The last time that the Sox had such a piece was when they dealt Casey Kelly to the Padres as the centerpiece of the Adrian Gonzalez deal, though at the time, the team had a limited number of upper levels pitching prospects behind him. As such, dealing Kelly contributed to a subsequent absence of homegrown depth options in the seasons that followed.
Almost all of the Sox' deals for All-Star-caliber players in the last decade have required upper levels pitching prospects. Kelly was a prerequisite to the Gonzalez deal. The team's acquisition of Victor Martinez required the departure of Justin Masterson. The deal for Josh Beckett needed to include Anibal Sanchez. The acquisition of Curt Schilling needed Casey Fossum and Jorge De La Rosa.
In their own right, De La Rosa or Webster could make considerable chips in a potential deal. After all, they've already been the centerpieces of one blockbuster transaction.
But what if the Sox decide that they want to keep both, and that those two right-handers' abilities are too great to consider dealing them elsewhere? If that occurs, then the fact that those two pitchers were added from the Dodgers on top of a promising group of younger arms forming in Double-A and below in the Sox' system suggests that the Sox soon may have the arms to move if they want to address some kind of future need. (Top-of-the-rotation starter? Middle-of-the-order slugger?)
Matt Barnes is likely to open this year in Double-A, giving the Sox another strong rotation prospect whose stuff to date has suggested a mid-rotation ceiling. And then there are pitchers like right-hander Brandon Workman and left-hander Drake Britton, both of whom feature starting pitchers' builds and, potentially, pitch mixes, and who concluded strong years in Double-A, as well as Anthony Ranaudo, who could regain status as a starting pitching prospect if he is healthy in his return to Double-A this year. Moreover, if Webster and De La Rosa push the developmental envelope, the Sox could consider dealing someone like Felix Doubront from the major league rotation.
That's upper levels pitching inventory around which a deal can be built -- without necessarily strip-mining the team's rotation depth options.
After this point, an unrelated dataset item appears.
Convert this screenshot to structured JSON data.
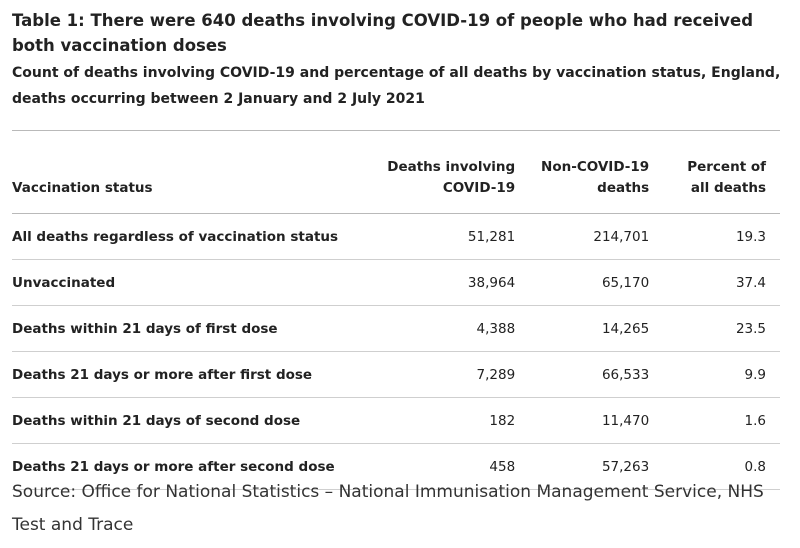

The team has a number of pitchers who could emerge as big league starters, albeit with varying degrees of probability and a wide range of ceilings.
Not all of those pitchers will become quality major league starters. Injuries will deplete the group. But the fact that some or many of them have at least the potential to become major league contributors will impact what the Sox can do going forward.
The team resisted the urge to trade from its prospect inventory this offseason, but that was in part a reflection of the fact that the team didn't see the potential to acquire the one player who would clearly push the team's playoff aspirations clearly over the top as it attempts to rise from the ashes of last year's 69-93 mess. That calculus likely will change at some point, perhaps even during this season.
And if the Sox do decide that they're ready to deal, for the first time since pitchers like Buchholz, Jon Lester and Justin Masterson were all in the farm system at the same time, the club is showing glimpses of a pitching pipeline that can not only supply depth to the big league team but that can also serve the team well in deals.
That outlook could change in a hurry depending on the health and performances of some of those pitchers in Triple-A and Double-A this year. But for now, in the early (and invariably optimistic) paces of spring, the abilities of De La Rosa and Webster have been eye-opening.
At the time that the Sox made their deal with the Dodgers last August, the focus was on the impact of what the team gave up -- specifically, the possibilities created by freeing cash and dealing underperforming, high-priced veterans. Now, just over six months later, the dimensions of what the team got back are becoming increasingly and dazzlingly apparent. In Webster and De La Rosa, the Sox' prospect pool experienced a dramatic reconfiguration that, in turn, now opens numerous possibilities to the team.